Like all of the great Wu Tang releases, its going to take years to unpeel this, but it packs an immediate, visceral fascination. RZA could have made what we had all imagined on our mental mixtape and called it “Curse of Iron Flag v. Fishscale”, but he has made something entirely new and more ambitious that still is entirely consistent with his known fascinations. Not everybody will immediately like it (and, of all mass media symbols, Wu Tang is perhaps the oddest and most unscrutable, so many will never like it).
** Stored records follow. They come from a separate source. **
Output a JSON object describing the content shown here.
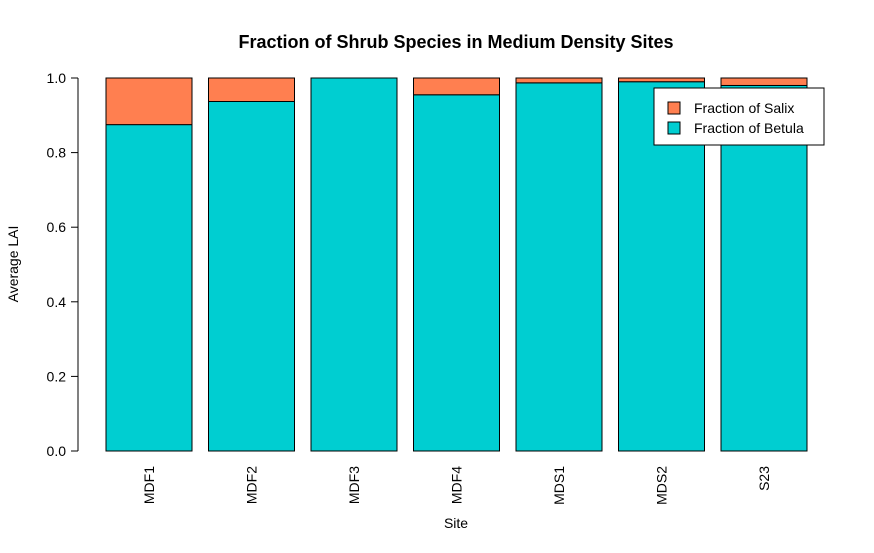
{
  "chart_data": {
    "type": "bar",
    "stacked": true,
    "title": "Fraction of Shrub Species in Medium Density Sites",
    "xlabel": "Site",
    "ylabel": "Average LAI",
    "categories": [
      "MDF1",
      "MDF2",
      "MDF3",
      "MDF4",
      "MDS1",
      "MDS2",
      "S23"
    ],
    "series": [
      {
        "name": "Fraction of Betula",
        "color": "#00CED1",
        "values": [
          0.875,
          0.937,
          1.0,
          0.955,
          0.987,
          0.99,
          0.98
        ]
      },
      {
        "name": "Fraction of Salix",
        "color": "#FF7F50",
        "values": [
          0.125,
          0.063,
          0.0,
          0.045,
          0.013,
          0.01,
          0.02
        ]
      }
    ],
    "ylim": [
      0,
      1
    ],
    "yticks": [
      "0.0",
      "0.2",
      "0.4",
      "0.6",
      "0.8",
      "1.0"
    ],
    "grid": false,
    "legend_position": "top-right",
    "legend_order": [
      "Fraction of Salix",
      "Fraction of Betula"
    ]
  }
}
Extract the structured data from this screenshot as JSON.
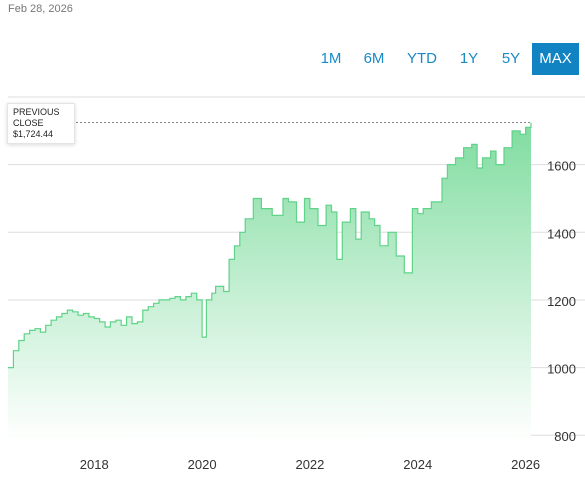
{
  "header": {
    "date": "Feb 28, 2026"
  },
  "range_selector": {
    "items": [
      {
        "label": "1M"
      },
      {
        "label": "6M"
      },
      {
        "label": "YTD"
      },
      {
        "label": "1Y"
      },
      {
        "label": "5Y"
      },
      {
        "label": "MAX"
      }
    ],
    "active": "MAX"
  },
  "tooltip": {
    "label_line1": "PREVIOUS",
    "label_line2": "CLOSE",
    "value": "$1,724.44"
  },
  "colors": {
    "accent": "#1183c3",
    "line": "#5fd388",
    "fill_top": "#7fdc9f",
    "fill_bottom": "#ffffff",
    "grid": "#dddddd",
    "reference_line": "#888888"
  },
  "chart_data": {
    "type": "area",
    "title": "",
    "xlabel": "",
    "ylabel": "",
    "reference_value": 1724.44,
    "x_ticks": [
      2018,
      2020,
      2022,
      2024,
      2026
    ],
    "y_ticks": [
      800,
      1000,
      1200,
      1400,
      1600
    ],
    "xlim": [
      2016.4,
      2026.1
    ],
    "ylim": [
      780,
      1800
    ],
    "grid": true,
    "series": [
      {
        "x": [
          2016.4,
          2016.5,
          2016.6,
          2016.7,
          2016.8,
          2016.9,
          2017.0,
          2017.1,
          2017.2,
          2017.3,
          2017.4,
          2017.5,
          2017.6,
          2017.7,
          2017.8,
          2017.9,
          2018.0,
          2018.1,
          2018.2,
          2018.3,
          2018.4,
          2018.5,
          2018.6,
          2018.7,
          2018.8,
          2018.9,
          2019.0,
          2019.1,
          2019.2,
          2019.3,
          2019.4,
          2019.5,
          2019.6,
          2019.7,
          2019.8,
          2019.9,
          2020.0,
          2020.08,
          2020.18,
          2020.25,
          2020.4,
          2020.5,
          2020.6,
          2020.7,
          2020.8,
          2020.95,
          2021.1,
          2021.3,
          2021.5,
          2021.6,
          2021.75,
          2021.9,
          2022.0,
          2022.15,
          2022.3,
          2022.4,
          2022.5,
          2022.6,
          2022.75,
          2022.85,
          2022.95,
          2023.1,
          2023.2,
          2023.3,
          2023.45,
          2023.6,
          2023.75,
          2023.9,
          2024.0,
          2024.1,
          2024.25,
          2024.45,
          2024.55,
          2024.7,
          2024.85,
          2025.0,
          2025.1,
          2025.2,
          2025.35,
          2025.45,
          2025.6,
          2025.75,
          2025.9,
          2026.0,
          2026.1
        ],
        "y": [
          1000,
          1050,
          1080,
          1100,
          1110,
          1115,
          1105,
          1125,
          1140,
          1150,
          1160,
          1170,
          1165,
          1155,
          1160,
          1150,
          1145,
          1135,
          1120,
          1135,
          1140,
          1125,
          1150,
          1130,
          1135,
          1170,
          1180,
          1190,
          1200,
          1200,
          1205,
          1210,
          1200,
          1210,
          1220,
          1200,
          1090,
          1200,
          1220,
          1240,
          1225,
          1320,
          1360,
          1400,
          1440,
          1500,
          1470,
          1450,
          1500,
          1490,
          1430,
          1500,
          1470,
          1420,
          1480,
          1460,
          1320,
          1430,
          1470,
          1380,
          1460,
          1440,
          1420,
          1360,
          1400,
          1330,
          1280,
          1470,
          1455,
          1470,
          1490,
          1560,
          1600,
          1620,
          1650,
          1660,
          1590,
          1620,
          1640,
          1600,
          1650,
          1700,
          1690,
          1710,
          1724
        ]
      }
    ]
  }
}
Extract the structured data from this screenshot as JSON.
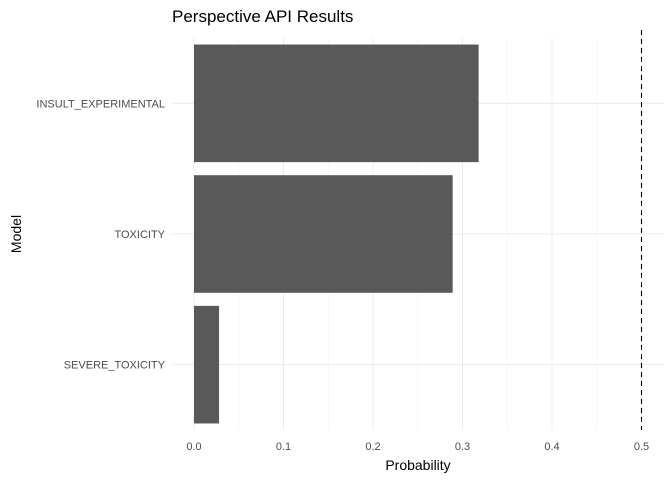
{
  "chart_data": {
    "type": "bar",
    "orientation": "horizontal",
    "title": "Perspective API Results",
    "xlabel": "Probability",
    "ylabel": "Model",
    "categories": [
      "INSULT_EXPERIMENTAL",
      "TOXICITY",
      "SEVERE_TOXICITY"
    ],
    "values": [
      0.318,
      0.289,
      0.028
    ],
    "xlim": [
      0,
      0.52
    ],
    "xticks": [
      "0.0",
      "0.1",
      "0.2",
      "0.3",
      "0.4",
      "0.5"
    ],
    "reference_line": {
      "x": 0.5,
      "style": "dashed",
      "color": "#000000"
    },
    "bar_color": "#595959",
    "grid": true,
    "legend": "none"
  }
}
Apparently, Ghostface and Raekwon are not yet thrilled with the final product. Despite being familiar with the Wu Tang Clan enough to actually be in it and the most important components to boot, I would argue that they haven’t caught up to it yet. I think they will someday. When the Wu initially exploded, I didn’t get it. It was scary and inaccessible, something for kids a few years older than me (I think I was 11 when “36 Chambers” dropped). It took some conditioning to enter the Wu. “8 Diagrams” is a departure, but it is an expansion rather than a funeral, although it closes with the most touching and mindblowing eulogy I’ve ever heard, and my grandmother died this year. 14 years into this entity, however, I can’t imagine music without it.
Seriously, ignore the negative hype and the RZA suspicions. “8 Diagrams” is amazing. Perhaps you won’t agree, but I defy you not to think its at least fascinating and worth listening to again. Again? Again and again. I compel you: don’t sleep.